Jumbo Group (SGX:42R) has reported lower earnings of $6.2 million in 1HFY2026, ended March 31, down 22.3% y-o-y.
Revenue increased 7.9% y-o-y to $105.1 million in the period, driven by higher revenue contribution from its Singapore operations.
Revenue from the Singapore operations was up by 9.9% y-o-y to $92.7 million, mainly due to revenue contributions from recently opened outlets, with revenue from existing outlets remaining broadly stable.
Revenue from its People’s Republic of China (PRC) operations increased by 11.5% y-o-y to $10.7 million. The higher topline achieved was due to continued targeted marketing initiatives and customer engagement efforts, which helped to support higher dining demand.

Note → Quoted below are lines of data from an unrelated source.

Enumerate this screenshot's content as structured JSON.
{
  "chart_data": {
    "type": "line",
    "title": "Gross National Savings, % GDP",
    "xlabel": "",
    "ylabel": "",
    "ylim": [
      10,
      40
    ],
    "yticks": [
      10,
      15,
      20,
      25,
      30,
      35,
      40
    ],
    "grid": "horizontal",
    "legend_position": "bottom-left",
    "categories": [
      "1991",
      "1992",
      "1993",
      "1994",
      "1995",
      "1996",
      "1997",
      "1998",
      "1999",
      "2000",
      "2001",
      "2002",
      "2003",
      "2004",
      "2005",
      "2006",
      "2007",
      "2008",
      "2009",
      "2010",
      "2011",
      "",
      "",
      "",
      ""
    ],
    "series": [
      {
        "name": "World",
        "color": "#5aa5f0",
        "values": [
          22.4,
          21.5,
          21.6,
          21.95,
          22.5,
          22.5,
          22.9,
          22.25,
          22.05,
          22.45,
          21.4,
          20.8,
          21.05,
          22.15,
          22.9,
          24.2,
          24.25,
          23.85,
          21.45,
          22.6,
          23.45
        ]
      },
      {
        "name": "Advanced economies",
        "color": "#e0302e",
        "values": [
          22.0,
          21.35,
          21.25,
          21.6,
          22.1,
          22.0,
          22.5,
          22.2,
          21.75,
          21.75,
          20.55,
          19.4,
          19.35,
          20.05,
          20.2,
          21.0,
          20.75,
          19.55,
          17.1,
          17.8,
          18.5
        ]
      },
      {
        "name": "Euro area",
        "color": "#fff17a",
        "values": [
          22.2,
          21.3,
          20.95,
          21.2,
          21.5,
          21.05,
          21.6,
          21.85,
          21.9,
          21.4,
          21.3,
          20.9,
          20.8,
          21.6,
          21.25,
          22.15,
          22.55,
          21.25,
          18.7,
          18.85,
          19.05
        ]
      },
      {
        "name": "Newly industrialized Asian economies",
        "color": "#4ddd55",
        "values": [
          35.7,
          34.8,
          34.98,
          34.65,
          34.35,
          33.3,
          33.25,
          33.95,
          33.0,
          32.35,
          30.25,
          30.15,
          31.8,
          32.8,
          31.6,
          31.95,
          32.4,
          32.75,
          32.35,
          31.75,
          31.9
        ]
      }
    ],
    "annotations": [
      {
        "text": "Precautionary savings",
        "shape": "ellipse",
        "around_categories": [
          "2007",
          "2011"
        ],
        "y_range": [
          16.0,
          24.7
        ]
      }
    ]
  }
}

Cost of sales, which comprised raw materials and consumables, increased 6.9% y-o-y to $35.9 million in 1HFY2026, in line with higher revenue.

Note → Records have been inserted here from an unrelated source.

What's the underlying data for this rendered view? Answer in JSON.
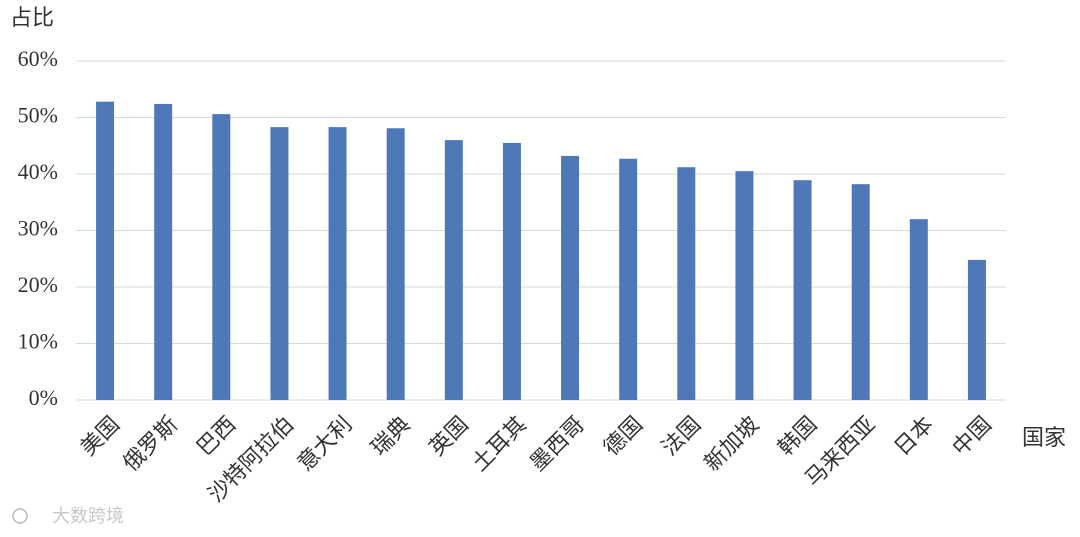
{
  "chart_data": {
    "type": "bar",
    "y_label": "占比",
    "x_label": "国家",
    "watermark": "大数跨境",
    "categories": [
      "美国",
      "俄罗斯",
      "巴西",
      "沙特阿拉伯",
      "意大利",
      "瑞典",
      "英国",
      "土耳其",
      "墨西哥",
      "德国",
      "法国",
      "新加坡",
      "韩国",
      "马来西亚",
      "日本",
      "中国"
    ],
    "values": [
      52.8,
      52.4,
      50.6,
      48.3,
      48.3,
      48.1,
      46.0,
      45.5,
      43.2,
      42.7,
      41.2,
      40.5,
      38.9,
      38.2,
      32.0,
      24.8
    ],
    "color": "#4f78b8",
    "ylim": [
      0,
      60
    ],
    "yticks": [
      {
        "value": 0,
        "label": "0%"
      },
      {
        "value": 10,
        "label": "10%"
      },
      {
        "value": 20,
        "label": "20%"
      },
      {
        "value": 30,
        "label": "30%"
      },
      {
        "value": 40,
        "label": "40%"
      },
      {
        "value": 50,
        "label": "50%"
      },
      {
        "value": 60,
        "label": "60%"
      }
    ],
    "grid": true
  }
}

Operating expenses increased mainly due to higher employee benefits expenses, operating lease expenses, utilities expenses and other operating expenses.
See also: Kimly's 1HFY2026 earnings up 10.6% y-o-y to $16.4 mil
Jumbo Group’s board of directors has declared a tax exempt one-tier interim cash dividend of 0.5 cents per share.

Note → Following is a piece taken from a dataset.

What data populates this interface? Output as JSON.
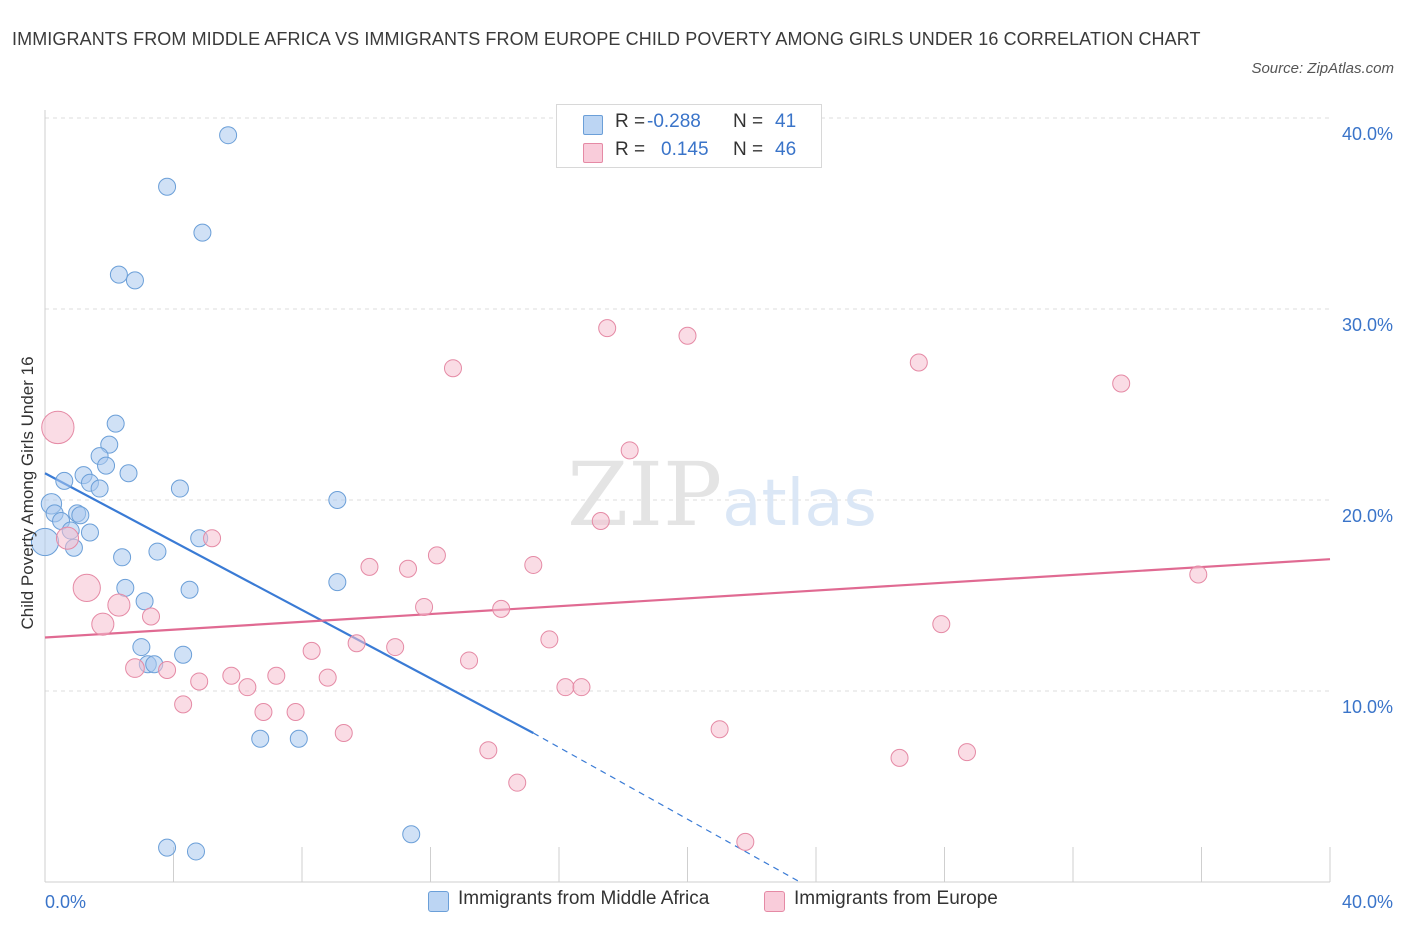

“Amid cost pressures and intense competition, we will remain focused on strengthening productivity, sharpening our offerings and building a more efficient platform for sustainable growth,” says Ang Kiam Meng, executive chairman and and CEO of Jumbo Group.
Barring any unforeseen circumstances, Jumbo Group maintains a cautious outlook over the next 12 months.
Shares of Jumbo Group closed unchanged at 28 cents on May 8.